Uma grande lição para todo mundo que escreve em blog (digamos, uma população de uns cinco milhões de pessoas em todo o mundo): o mundo gira, a Lusitana roda e o Google não perdoa nunca. Preste bem atenção antes de falar de alguém. Pode contar sempre com um novíssimo fato da vida, mais inexorável que a morte, o nascimento do ciso ou visita de parente em fim de semana de decisão: você será encontrado pelo Google. É sempre uma questão apenas de tempo.
Prova disso é o que rolou com o Eclipse esta semana. Por sorte, estou rindo, dando gargalhadas, até porque se tratava de alguém que eu elogiei. Claro, não é muito legal uma pessoa que você conhece pessoalmente descobrir que você colocou a Playboy em que ela aparece como uma das cinco melhores.
Digamos que seja no mínimo constrangedor. Algo como ir com os sogros a um campo de nudismo. Ou pior.
Eis que eu estava em um táxi a caminho do trabalho esta semana quando resolvi checar os emails pelo celular. E comecei a ler, ler, ler o comentário abaixo. E a cada linha eu ia vendo o dia escurecer....
mostrar detalhes 4 set (2 dias atrás)
Blog: eclipse
Post: Cinco Playboys (não são os da Barra)
Autor: Suzane Carvalho
Email: email reconhecido como legítimo
Url: http://www.suzane.com
Comentário:
Sempre tive vontade de me transformar em um passarinho para saber o que as pessoas falam de mim pelas "costas".
Me senti sobrevoando o blog.
Parabéns Marcelle e Gustavo.
Fui ao post. E vi que vergonha eu passei. Falei que a Suzane "estava muito gata mesmo na época". Caramba, por que diabos a Marcele não me deu um esporro e mandou eu retirar esse comentário? Bom, depois fiquei pensando na parte que só grifei agora, o "na época". Caramba, como assim "na época"?
Corro o risco de tomar uma porrada da Marcele, mas vamos corrigir: a Suzane continua muito bonita como naquela época. Eu envelheci muito mais - tenho barriga, ela não.

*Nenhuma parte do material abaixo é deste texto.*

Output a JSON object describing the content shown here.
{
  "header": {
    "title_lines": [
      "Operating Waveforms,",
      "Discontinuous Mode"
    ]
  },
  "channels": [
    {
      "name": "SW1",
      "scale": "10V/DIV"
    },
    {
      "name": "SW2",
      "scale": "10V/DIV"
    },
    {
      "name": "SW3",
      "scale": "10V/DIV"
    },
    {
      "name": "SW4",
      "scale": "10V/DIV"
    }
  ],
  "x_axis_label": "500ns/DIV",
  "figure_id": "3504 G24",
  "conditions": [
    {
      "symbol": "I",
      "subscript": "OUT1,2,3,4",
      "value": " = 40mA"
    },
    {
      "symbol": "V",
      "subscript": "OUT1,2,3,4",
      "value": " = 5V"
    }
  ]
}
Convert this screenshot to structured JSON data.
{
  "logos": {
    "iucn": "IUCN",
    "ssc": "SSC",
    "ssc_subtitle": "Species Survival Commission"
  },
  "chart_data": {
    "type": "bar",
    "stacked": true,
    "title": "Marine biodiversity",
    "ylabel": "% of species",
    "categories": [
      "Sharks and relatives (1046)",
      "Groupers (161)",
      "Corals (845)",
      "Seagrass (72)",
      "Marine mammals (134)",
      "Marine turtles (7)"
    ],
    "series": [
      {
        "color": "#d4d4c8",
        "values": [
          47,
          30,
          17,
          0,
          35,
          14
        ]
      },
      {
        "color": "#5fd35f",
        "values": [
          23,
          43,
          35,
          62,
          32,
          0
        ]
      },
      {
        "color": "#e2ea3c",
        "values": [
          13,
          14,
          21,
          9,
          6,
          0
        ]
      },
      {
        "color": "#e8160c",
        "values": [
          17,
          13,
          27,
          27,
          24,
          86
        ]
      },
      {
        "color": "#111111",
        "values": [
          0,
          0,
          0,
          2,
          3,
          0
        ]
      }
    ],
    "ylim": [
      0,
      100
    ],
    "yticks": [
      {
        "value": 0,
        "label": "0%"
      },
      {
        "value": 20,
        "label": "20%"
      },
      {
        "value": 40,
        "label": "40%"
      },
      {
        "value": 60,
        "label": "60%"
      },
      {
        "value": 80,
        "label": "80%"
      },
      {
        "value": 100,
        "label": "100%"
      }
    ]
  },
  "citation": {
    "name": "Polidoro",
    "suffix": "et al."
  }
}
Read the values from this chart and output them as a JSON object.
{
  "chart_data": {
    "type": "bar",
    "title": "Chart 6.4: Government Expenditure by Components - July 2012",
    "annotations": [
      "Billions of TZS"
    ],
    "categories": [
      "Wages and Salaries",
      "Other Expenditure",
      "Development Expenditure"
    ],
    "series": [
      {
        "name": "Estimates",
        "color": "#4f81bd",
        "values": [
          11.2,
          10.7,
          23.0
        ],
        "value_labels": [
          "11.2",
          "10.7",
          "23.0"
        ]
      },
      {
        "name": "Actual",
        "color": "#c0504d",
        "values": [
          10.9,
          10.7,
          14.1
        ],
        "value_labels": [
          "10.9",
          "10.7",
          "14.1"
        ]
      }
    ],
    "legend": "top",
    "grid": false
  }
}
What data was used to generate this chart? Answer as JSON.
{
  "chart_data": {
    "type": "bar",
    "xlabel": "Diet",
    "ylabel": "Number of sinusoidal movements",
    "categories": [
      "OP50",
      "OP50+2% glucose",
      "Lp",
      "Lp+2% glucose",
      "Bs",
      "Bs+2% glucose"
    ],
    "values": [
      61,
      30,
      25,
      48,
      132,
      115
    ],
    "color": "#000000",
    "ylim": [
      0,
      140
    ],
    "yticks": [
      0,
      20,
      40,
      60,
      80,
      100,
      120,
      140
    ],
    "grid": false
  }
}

Enfim, só lendo o post para vocês verem a vergonha que eu passei. Chamei a Suzane de "sisuda". Suzy Sisuda poderia ser nome de vocalista de banda dos anos 80. Ou 90. A sorte é que um santo me iluminou e eu salvei a pátria com um comentário simples sobre a vez em que reencontramos a Suzane Carvalho, anos e anos depois: "Ruga zero".
Pronto, estou salvo. De quebra ainda dou o link pro site da Suzane, cliquem aqui e conheçam nossa mais famosa piloto.